Parallèlement à l'aide en capital fournie par le FIC, le ministère des affaires, de l'énergie et de la stratégie industrielle (BEIS) finalise actuellement le développement de nouveaux modèles d'entreprise afin d'établir un dossier d'investissement à long terme pour une nouvelle industrie du CO2. Le transport et le stockage du CO2 seront exploités en tant qu'industrie réglementée dans le cadre d'un modèle de base d'actifs réglementée (RAB), dans lequel le secteur privé (généralement des sociétés pétrolières et gazières) construit l'infrastructure et facture ensuite un tarif réglementé aux fournisseurs de CO2 pour couvrir les coûts d'investissement et un taux de rendement fixe.55 Du côté du captage, les émetteurs industriels seraient indemnisés par le biais d'un mécanisme de contrat pour la différence, dans lequel le gouvernement (par le biais d'une contrepartie indépendante) paie la différence entre le prix du carbone et un "prix d'exercice" convenu qui devrait couvrir les coûts du projet de captage(Figure 10).29,56
Le Royaume-Uni est le seul pays de la région à avoir identifié un rôle clair pour le piégeage du carbone dans les centrales électriques (alimentées au gaz ou à la biomasse) afin de fournir de l'électricité à faible teneur en carbone et pouvant être distribuée. Les centrales électriques utiliseront une version modifiée des contrats de différence existants utilisés pour la production d'électricité à faible émission de carbone, où le manque à gagner entre le prix de gros de l'électricité et un prix d'exercice est payé. Connu sous le nom de "Dispatchable Power Agreement", le mécanisme devrait également inclure un paiement pour couvrir certains coûts fixes, en reconnaissance du rôle de ces centrales en tant que soutien flexible de la production renouvelable variable.57 Un quatrième modèle est actuellement en cours de développement pour rémunérer la production d'hydrogène à faible teneur en carbone, le gouvernement indiquant qu'il prendra également la forme d'un contrat de différence basé sur les ventes d'hydrogène.58 Les entreprises seraient rémunérées pour la différence entre un prix d'exercice convenu et le "prix de vente atteint" réel par MWh d'hydrogène vendu, à condition que le prix de vente ne tombe pas en dessous du prix du gaz naturel. Tous ces modèles commerciaux pour les installations de captage sont envisagés pour fournir des contrats pour 10 à 15 ans d'exploitation.

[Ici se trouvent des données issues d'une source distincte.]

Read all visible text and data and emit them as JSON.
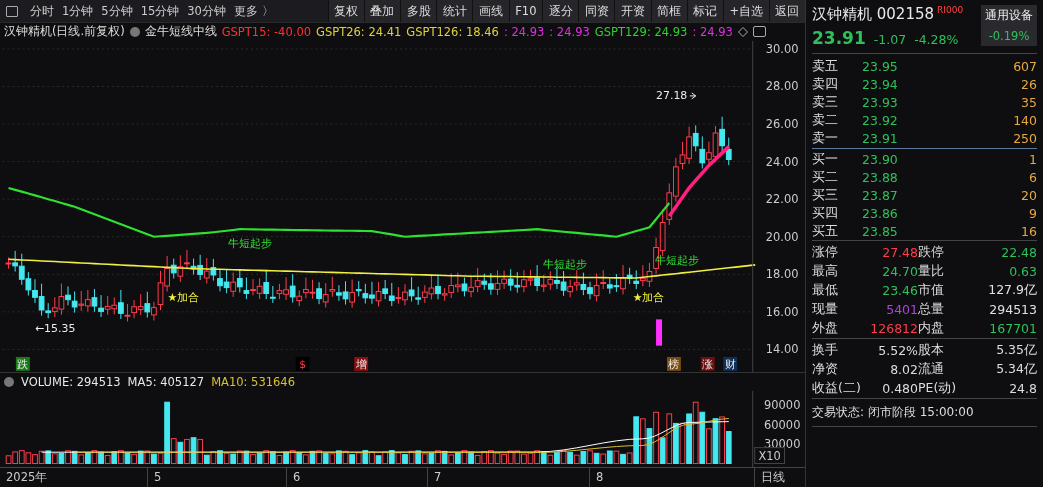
{
  "toolbar": {
    "periods": [
      "分时",
      "1分钟",
      "5分钟",
      "15分钟",
      "30分钟"
    ],
    "more": "更多 〉",
    "buttons": [
      "复权",
      "叠加",
      "多股",
      "统计",
      "画线",
      "F10",
      "逐分",
      "同资",
      "开资",
      "简框",
      "标记",
      "+自选",
      "返回"
    ]
  },
  "chart": {
    "title": "汉钟精机(日线.前复权)",
    "indicator": "金牛短线中线",
    "legend": [
      {
        "text": "GSPT15: -40.00",
        "color": "#ff3030"
      },
      {
        "text": "GSPT26: 24.41",
        "color": "#e0d040"
      },
      {
        "text": "GSPT126: 18.46",
        "color": "#e0d040"
      },
      {
        "text": ": 24.93",
        "color": "#e030e0"
      },
      {
        "text": ": 24.93",
        "color": "#e030e0"
      },
      {
        "text": "GSPT129: 24.93",
        "color": "#30d030"
      },
      {
        "text": ": 24.93",
        "color": "#e030e0"
      }
    ],
    "price_ticks": [
      "30.00",
      "28.00",
      "26.00",
      "24.00",
      "22.00",
      "20.00",
      "18.00",
      "16.00",
      "14.00"
    ],
    "high_label": "27.18",
    "low_label": "←15.35",
    "signals": [
      {
        "kind": "start",
        "text": "牛短起步"
      },
      {
        "kind": "start",
        "text": "牛短起步"
      },
      {
        "kind": "start",
        "text": "牛短起步"
      },
      {
        "kind": "add",
        "text": "★加合"
      },
      {
        "kind": "add",
        "text": "★加合"
      }
    ],
    "event_marks": [
      {
        "text": "跌",
        "color": "#1a7a1a"
      },
      {
        "text": "$",
        "color": "#000000"
      },
      {
        "text": "增",
        "color": "#8a1010"
      },
      {
        "text": "榜",
        "color": "#7a4a10"
      },
      {
        "text": "涨",
        "color": "#6a1010"
      },
      {
        "text": "财",
        "color": "#10305a"
      }
    ]
  },
  "volume": {
    "legend": [
      {
        "text": "VOLUME: 294513",
        "color": "#e8e8e8"
      },
      {
        "text": "MA5: 405127",
        "color": "#e8e8e8"
      },
      {
        "text": "MA10: 531646",
        "color": "#d8c030"
      }
    ],
    "ticks": [
      "90000",
      "60000",
      "30000"
    ],
    "scale": "X10",
    "dates": [
      "2025年",
      "5",
      "6",
      "7",
      "8"
    ],
    "period": "日线"
  },
  "quote": {
    "name": "汉钟精机",
    "code": "002158",
    "badge": "RI000",
    "sector": "通用设备",
    "sector_change": "-0.19%",
    "price": "23.91",
    "change": "-1.07",
    "percent": "-4.28%",
    "asks": [
      {
        "label": "卖五",
        "price": "23.95",
        "volume": "607"
      },
      {
        "label": "卖四",
        "price": "23.94",
        "volume": "26"
      },
      {
        "label": "卖三",
        "price": "23.93",
        "volume": "35"
      },
      {
        "label": "卖二",
        "price": "23.92",
        "volume": "140"
      },
      {
        "label": "卖一",
        "price": "23.91",
        "volume": "250"
      }
    ],
    "bids": [
      {
        "label": "买一",
        "price": "23.90",
        "volume": "1"
      },
      {
        "label": "买二",
        "price": "23.88",
        "volume": "6"
      },
      {
        "label": "买三",
        "price": "23.87",
        "volume": "20"
      },
      {
        "label": "买四",
        "price": "23.86",
        "volume": "9"
      },
      {
        "label": "买五",
        "price": "23.85",
        "volume": "16"
      }
    ],
    "stats": [
      [
        {
          "label": "涨停",
          "value": "27.48",
          "color": "#ff3c4c"
        },
        {
          "label": "跌停",
          "value": "22.48",
          "color": "#2ec05a"
        }
      ],
      [
        {
          "label": "最高",
          "value": "24.70",
          "color": "#2ec05a"
        },
        {
          "label": "量比",
          "value": "0.63",
          "color": "#2ec05a"
        }
      ],
      [
        {
          "label": "最低",
          "value": "23.46",
          "color": "#2ec05a"
        },
        {
          "label": "市值",
          "value": "127.9亿",
          "color": "#e0e0e0"
        }
      ],
      [
        {
          "label": "现量",
          "value": "5401",
          "color": "#b040e0"
        },
        {
          "label": "总量",
          "value": "294513",
          "color": "#e0e0e0"
        }
      ],
      [
        {
          "label": "外盘",
          "value": "126812",
          "color": "#ff3c4c"
        },
        {
          "label": "内盘",
          "value": "167701",
          "color": "#2ec05a"
        }
      ]
    ],
    "fundamentals": [
      [
        {
          "label": "换手",
          "value": "5.52%"
        },
        {
          "label": "股本",
          "value": "5.35亿"
        }
      ],
      [
        {
          "label": "净资",
          "value": "8.02"
        },
        {
          "label": "流通",
          "value": "5.34亿"
        }
      ],
      [
        {
          "label": "收益(二)",
          "value": "0.480"
        },
        {
          "label": "PE(动)",
          "value": "24.8"
        }
      ]
    ],
    "status": "交易状态: 闭市阶段 15:00:00"
  }
}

Un système progressif a été mis en œuvre pour déterminer les bénéficiaires du FIC et des contrats d'exploitation.59 Dans la phase 1, un processus concurrentiel a été utilisé pour identifier deux groupements ayant la capacité de mettre en œuvre rapidement le captage, le transport et le stockage à grande échelle d'ici le milieu des années 2020. En octobre 2021, un processus visant à identifier les premiers groupements "Track-1" a abouti à la sélection du groupement de la côte est, représentant une combinaison de deux régions industrielles distinctes dans les zones de Teesside et Humber alimentant le même entrepôt offshore(voir l'étude de cas sur le groupement de la côte est), et du projet HyNet dans le Merseyside, basé principalement sur la production d'hydrogène à faible teneur en carbone.60 Les groupements ont été évalués sur la base d'un certain nombre de critères, notamment la capacité à démarrer les opérations dans les délais, le coût nivelé de la réduction des émissions de carbone, la création d'emplois et la valeur économique, ainsi que le potentiel d'expansion.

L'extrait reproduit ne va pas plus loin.